Младенец завелся по-новой, нацеливаясь на Централ-парк. По лестнице, непонятно лопоча, скатился отряд бирманских националистов; минутой позже – вторая кучка детей (американские герильерос, судя по черным маскам), матерясь во все горло.
По щекам его потекли слезы. Он был уверен – хоть и не позволял пока себе в этом признаться, – что Милли путается с кем-то еще. Он так ее любит, а она такая красивая. Последний раз, когда они виделись, она назвала его глупым.
– Иногда ты такой глупый, Берти Лудд, – сказала она, – что прямо тошно.

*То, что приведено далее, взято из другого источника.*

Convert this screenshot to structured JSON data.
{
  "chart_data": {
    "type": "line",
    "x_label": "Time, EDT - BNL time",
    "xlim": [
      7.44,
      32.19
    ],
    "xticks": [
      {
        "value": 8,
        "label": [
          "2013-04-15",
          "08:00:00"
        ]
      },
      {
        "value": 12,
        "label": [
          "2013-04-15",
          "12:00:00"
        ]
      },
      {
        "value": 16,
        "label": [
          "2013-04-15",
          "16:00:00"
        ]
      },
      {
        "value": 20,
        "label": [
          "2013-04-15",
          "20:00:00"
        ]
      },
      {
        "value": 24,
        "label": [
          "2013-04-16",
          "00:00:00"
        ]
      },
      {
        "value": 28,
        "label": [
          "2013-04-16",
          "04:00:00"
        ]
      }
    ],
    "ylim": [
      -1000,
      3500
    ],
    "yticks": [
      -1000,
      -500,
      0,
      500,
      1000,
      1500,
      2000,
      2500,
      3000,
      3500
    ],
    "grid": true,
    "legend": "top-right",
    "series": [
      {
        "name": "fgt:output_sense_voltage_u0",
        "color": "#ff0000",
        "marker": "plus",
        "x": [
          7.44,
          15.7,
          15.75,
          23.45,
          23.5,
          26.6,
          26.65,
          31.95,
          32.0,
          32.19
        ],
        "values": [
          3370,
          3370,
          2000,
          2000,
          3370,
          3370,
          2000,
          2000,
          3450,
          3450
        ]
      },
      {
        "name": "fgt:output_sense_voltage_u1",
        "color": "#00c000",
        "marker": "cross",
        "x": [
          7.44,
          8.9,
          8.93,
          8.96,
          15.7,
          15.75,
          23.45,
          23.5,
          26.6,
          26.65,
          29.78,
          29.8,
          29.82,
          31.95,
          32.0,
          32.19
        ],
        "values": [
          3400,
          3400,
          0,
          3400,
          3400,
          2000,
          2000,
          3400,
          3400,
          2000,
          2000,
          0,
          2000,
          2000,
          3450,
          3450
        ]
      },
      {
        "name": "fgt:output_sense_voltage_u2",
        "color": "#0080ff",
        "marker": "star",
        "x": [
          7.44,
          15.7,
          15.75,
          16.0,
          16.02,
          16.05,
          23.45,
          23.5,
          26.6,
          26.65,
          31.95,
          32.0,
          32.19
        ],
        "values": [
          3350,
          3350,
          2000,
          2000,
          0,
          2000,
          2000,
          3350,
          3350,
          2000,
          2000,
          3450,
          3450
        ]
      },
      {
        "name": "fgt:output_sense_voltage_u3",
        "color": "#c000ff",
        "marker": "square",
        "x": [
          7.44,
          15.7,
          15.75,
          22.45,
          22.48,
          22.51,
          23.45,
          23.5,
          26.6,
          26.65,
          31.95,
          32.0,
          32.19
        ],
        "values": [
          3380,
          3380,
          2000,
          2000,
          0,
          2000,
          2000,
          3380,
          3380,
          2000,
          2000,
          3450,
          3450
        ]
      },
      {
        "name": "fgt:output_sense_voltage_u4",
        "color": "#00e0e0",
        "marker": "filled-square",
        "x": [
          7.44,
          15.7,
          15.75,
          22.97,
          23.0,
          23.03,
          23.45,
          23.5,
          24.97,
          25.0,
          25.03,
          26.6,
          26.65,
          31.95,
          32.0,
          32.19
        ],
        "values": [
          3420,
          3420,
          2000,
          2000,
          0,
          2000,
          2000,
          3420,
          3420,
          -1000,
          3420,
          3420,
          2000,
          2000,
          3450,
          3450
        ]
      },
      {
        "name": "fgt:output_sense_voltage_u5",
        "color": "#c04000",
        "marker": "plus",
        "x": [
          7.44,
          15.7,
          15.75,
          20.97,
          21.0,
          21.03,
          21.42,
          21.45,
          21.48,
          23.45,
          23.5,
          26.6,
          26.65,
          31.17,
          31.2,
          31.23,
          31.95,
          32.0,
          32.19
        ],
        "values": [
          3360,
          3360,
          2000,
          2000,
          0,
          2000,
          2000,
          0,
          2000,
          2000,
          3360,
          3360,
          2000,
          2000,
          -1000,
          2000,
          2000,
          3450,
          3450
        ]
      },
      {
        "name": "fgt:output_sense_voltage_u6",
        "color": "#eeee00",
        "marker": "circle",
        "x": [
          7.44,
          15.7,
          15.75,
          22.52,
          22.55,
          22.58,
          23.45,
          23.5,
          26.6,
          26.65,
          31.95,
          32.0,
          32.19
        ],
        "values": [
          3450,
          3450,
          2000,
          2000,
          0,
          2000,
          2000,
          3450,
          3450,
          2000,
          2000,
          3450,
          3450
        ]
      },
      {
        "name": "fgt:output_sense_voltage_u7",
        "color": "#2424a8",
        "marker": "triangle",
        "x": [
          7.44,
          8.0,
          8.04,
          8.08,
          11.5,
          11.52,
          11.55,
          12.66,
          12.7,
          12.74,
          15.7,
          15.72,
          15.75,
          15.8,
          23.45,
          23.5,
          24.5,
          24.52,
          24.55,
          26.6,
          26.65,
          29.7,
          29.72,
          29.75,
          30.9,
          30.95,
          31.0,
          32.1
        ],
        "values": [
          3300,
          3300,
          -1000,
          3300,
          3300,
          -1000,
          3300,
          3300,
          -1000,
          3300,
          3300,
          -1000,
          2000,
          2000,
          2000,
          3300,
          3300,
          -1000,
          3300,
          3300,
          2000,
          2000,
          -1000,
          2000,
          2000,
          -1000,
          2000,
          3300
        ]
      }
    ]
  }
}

Но она такая красивая. И он ее любит.
Слеза капнула в чашу Сократа и впиталась в дешевую бумагу. Он осознал, что плачет. За всю свою сознательную жизнь он не плакал ни разу. Сердце его было разбито.
2
Не всегда Берти ходил такой пришибленный жизнью. Совсем наоборот – он был дружелюбен, как цветок, беспечен, не бухтел и вообще кайфовый чувак. Он не начинал заводиться при первом же знакомстве, а если заводок было не избежать, умел красиво проигрывать. Соревновательный фактор в КЗ-141 не особо поощрялся, а в центре, куда его перевели после родительского развода, и того меньше. Приятный, общительный парнишка тогда был Берти.
Потом летом, после школьных выпускных, как раз когда у них с Милли только-только все стало совсем серьезно, его вызвали в кабинет к мистеру Мэку, и у всей жизни вышибло дно. Мистер Мэк был поджар, лысоват, с небольшим брюшком и еврейским носом – хотя еврей он или нет, Берти мог только догадываться. Не считая носа, главное, что вызывало подозрения, это чувство, которое складывалось у Берти от всех бесед со своим куратором – такое же, как когда с евреями, – что мистер Мэк играется с ним; что безликая профессиональная доброжелательность того – не более чем маска, скрывающая безграничное презрение; что все его разумные советы – ловушка. Беда только, что по природе своей Берти просто не мог не втянуться в игру. В игру мистера Мэка, по его правилам.
– Присаживайся, Берти. – Первое правило.
Берти сел, а мистер Мэк объяснил, что получил письмо из регент-управления штата, – он вручил Берти большой серый конверт, откуда Берти извлек целый ворох бумаг и бланков, – и суть в том, – Берти засунул бумаги обратно в конверт, – что Берти переклассифицирован.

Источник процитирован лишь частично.